Manifestation contre les accords de libre-échange (le TTIP et le CETA) le 20 Septembre 2016, à Bruxelles. | © Belga

Politique

Dans sa course au libre-échange, l’Europe s’entête sur une mondialisation sans limite. Mais la géopolitique actuelle et la montée du nationalisme remet en cause le néo-libéralisme européen qui rêve d’abolir toutes les frontières. Si Trump choisit de fermer les siennes, l’Europe est dans l’impasse. Le protectionnisme pourrait-il la sauver ?

Deux semaines à peine après son investiture, Donald Trump est déjà lynché de tous les côtés. Rupture brutale avec l’administration Obama, mesures pro-croissance et anti-immigration, protectionnisme plein pot. « L’America First » du président U.S se replie sur elle-même à vitesse grand V. Un scénario qui oppose les États-Unis contre le monde entier.
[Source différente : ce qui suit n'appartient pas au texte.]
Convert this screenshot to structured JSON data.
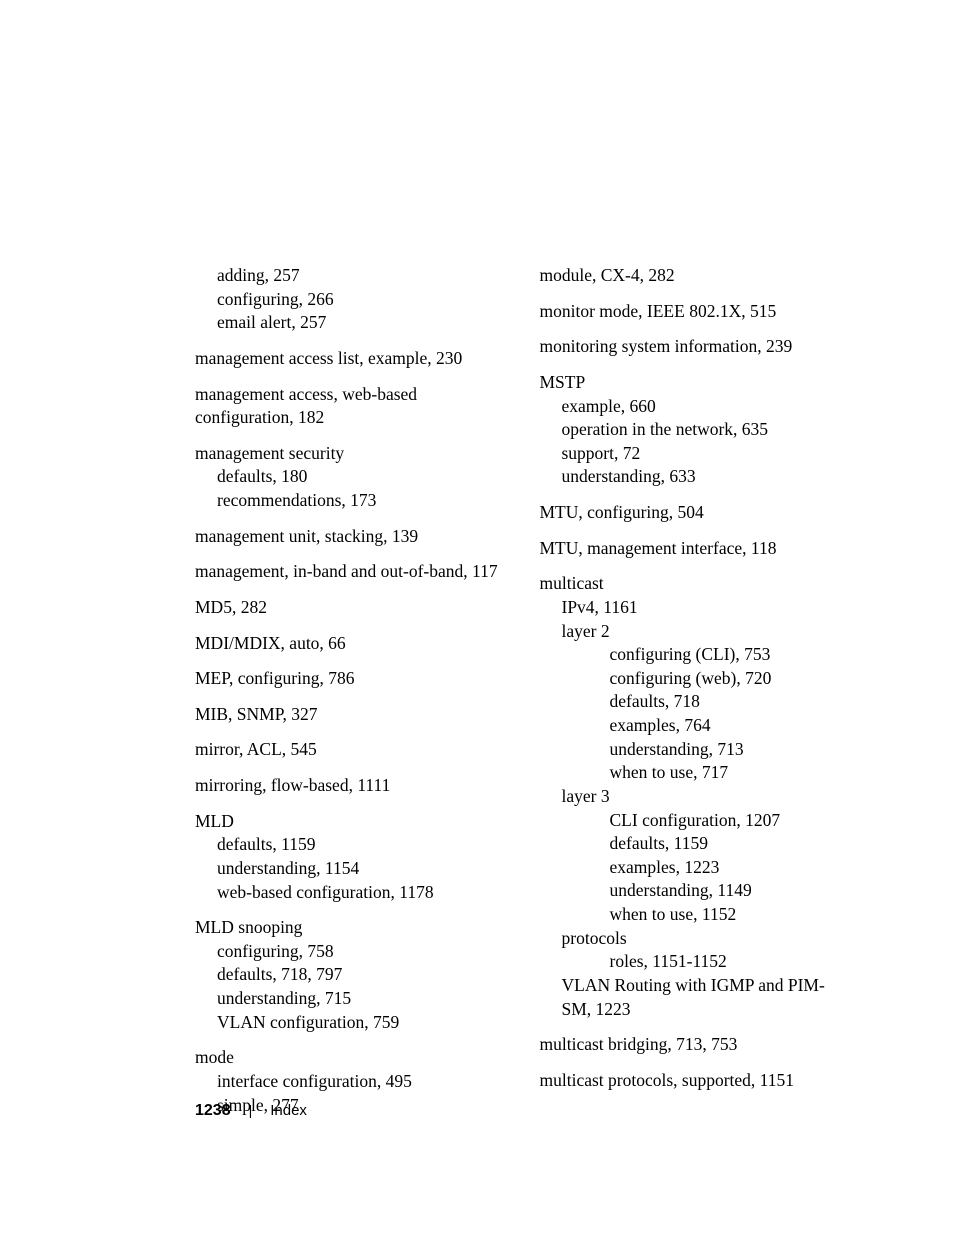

Si certaines élites politiques européennes jubilent devant le repli nationaliste, d’autres comme l’eurodéputé Philippe Lamberts envisagent les alternatives à une mondialisation qui s’essouffle.

Émergence du nationalisme : le temps du repli sur soi

Le discours est de plus en plus courant : l’Europe est l’une des rares dernières à croire au discours économique libéral et à l’appliquer. Cette éternelle croyance que le marché, régulé par une transcendance nommée « main invisible », viendrait servir l’intérêt général. De cette dynamique de marché, l’Europe s’est enfermée dans un programme prêchant pour le libre-échange et l’abolition des frontières. Une mondialisation tous azimuts où règne la souveraineté du marché, au détriment de la souveraineté démocratique.

Plus grand est le pouvoir du marché, mieux la société fonctionne. Si la logique libérale découle de ce postulat, les faits disent tout autre chose. Aujourd’hui, cette mondialisation supposée agir pour le bien de tous produit l’effet inverse. Une concentration des richesses et du pouvoir qui s’accentue, marquée par des inégalités toujours plus profondes.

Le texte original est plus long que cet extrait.